Sustainability Problem Solving – Student Web Pages

       From Giulia Forsyth

According to Audrey Waters in her article The Web We Need to Give Our Students ,  providing students with their own digital domain is a radical act. It gives them the ability to work on the Web and with the Web.  This is particularly important in the area of Sustainability Studies, a field that is evolving or even transforming at exponential rates. This transformation is being fueled by digital technologies, and is being played out in the digital world.

Training students to participate in this digital space is vital to their role as future sustainability professionals. Through this approach students learn how to access new information as fast as it is created, and get it first hand. They can then reflect on it, experiment with it, and integrate it with other perspectives ultimately sharing it with the world. It allows their investigations and impact to move from the local to the global. Because their work is in the public sphere, they take ownership for it and recognize that the quality of their work goes beyond a grade, but becomes part of their public persona. 
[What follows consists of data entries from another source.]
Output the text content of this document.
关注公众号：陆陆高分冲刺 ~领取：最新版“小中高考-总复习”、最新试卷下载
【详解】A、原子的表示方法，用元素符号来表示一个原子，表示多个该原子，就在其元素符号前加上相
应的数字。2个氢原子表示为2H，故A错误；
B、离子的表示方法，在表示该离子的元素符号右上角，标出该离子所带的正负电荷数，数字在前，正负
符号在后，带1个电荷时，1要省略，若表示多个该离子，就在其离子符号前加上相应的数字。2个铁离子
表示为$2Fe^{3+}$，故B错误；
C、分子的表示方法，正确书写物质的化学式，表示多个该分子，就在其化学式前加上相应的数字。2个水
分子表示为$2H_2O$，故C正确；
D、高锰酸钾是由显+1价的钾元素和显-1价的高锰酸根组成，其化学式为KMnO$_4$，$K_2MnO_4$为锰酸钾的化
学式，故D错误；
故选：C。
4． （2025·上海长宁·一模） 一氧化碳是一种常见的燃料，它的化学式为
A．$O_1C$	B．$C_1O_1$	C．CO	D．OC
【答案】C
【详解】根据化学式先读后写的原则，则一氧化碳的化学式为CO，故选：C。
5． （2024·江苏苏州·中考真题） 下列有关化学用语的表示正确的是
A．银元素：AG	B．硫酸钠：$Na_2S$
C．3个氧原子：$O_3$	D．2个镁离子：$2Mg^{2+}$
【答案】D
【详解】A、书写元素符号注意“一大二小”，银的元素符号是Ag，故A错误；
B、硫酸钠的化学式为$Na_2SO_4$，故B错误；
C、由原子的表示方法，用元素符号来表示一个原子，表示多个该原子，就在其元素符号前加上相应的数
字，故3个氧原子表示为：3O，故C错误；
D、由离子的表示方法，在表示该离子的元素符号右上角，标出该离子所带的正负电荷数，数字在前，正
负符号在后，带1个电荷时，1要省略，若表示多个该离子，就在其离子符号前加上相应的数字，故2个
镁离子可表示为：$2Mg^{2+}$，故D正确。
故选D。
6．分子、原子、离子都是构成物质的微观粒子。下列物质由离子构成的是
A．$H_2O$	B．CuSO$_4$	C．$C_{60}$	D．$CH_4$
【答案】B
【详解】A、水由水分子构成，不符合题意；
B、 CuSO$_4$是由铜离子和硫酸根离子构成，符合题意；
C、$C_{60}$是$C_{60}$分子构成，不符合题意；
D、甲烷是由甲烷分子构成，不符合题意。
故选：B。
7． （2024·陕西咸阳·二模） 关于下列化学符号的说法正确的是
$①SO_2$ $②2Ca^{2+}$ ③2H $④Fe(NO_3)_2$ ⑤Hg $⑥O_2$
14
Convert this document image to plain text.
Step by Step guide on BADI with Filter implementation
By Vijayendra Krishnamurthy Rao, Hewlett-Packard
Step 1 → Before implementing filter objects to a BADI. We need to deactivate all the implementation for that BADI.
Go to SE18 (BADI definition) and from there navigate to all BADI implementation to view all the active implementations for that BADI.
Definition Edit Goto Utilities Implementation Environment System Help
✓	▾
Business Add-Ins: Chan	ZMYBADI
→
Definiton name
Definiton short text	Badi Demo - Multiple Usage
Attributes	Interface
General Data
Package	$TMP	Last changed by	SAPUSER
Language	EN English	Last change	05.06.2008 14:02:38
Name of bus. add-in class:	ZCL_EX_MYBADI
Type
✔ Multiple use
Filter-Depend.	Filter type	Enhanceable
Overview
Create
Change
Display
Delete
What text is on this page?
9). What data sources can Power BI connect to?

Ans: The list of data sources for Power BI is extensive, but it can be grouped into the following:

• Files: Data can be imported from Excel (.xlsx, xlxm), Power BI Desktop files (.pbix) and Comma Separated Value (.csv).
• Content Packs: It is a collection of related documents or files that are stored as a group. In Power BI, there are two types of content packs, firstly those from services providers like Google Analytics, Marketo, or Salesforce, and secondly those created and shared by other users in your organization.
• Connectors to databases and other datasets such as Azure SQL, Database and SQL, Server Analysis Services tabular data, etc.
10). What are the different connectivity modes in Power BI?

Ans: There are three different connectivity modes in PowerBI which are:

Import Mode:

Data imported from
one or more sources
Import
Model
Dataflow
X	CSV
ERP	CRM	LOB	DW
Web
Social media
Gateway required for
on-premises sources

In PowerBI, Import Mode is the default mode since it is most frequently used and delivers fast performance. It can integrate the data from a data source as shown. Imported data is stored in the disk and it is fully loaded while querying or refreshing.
(From Jesse Stommel Slideshare)

Below are examples of some of the domains in progress for the Course, Sustainable Solutions, at Muhlenberg College.  Originally students were asked to identify a problem related to sustainability. Throughout the semester they explore a variety of solutions to these problems through research and writing – all of this work is then posted on their own domain.  Ultimately they develop a global, multifaceted campaign to address their problem that remains present in the public sphere. In this past year (spring 2024) students were asked to take a place-based approach to identifying sustainability related problems in a location or region of their choice through cultural, social, political, and scientific lenses and how those problems are being addressed across sectors. Each student also created a sustainability asset map for their location as means to identify sustainability related strengths, opportunities, and weaknesses.

Formal and informal assessment has shown that the use of domain pedagogy in this course has increased students awareness of the connectivity among their assignments, and their sense of ownership of their own work. Students were more likely to return to prior assignments for revision as their thinking about the problem developed and became more focused. Students also reported that they viewed web-page development as an important skill for sustainability related careers.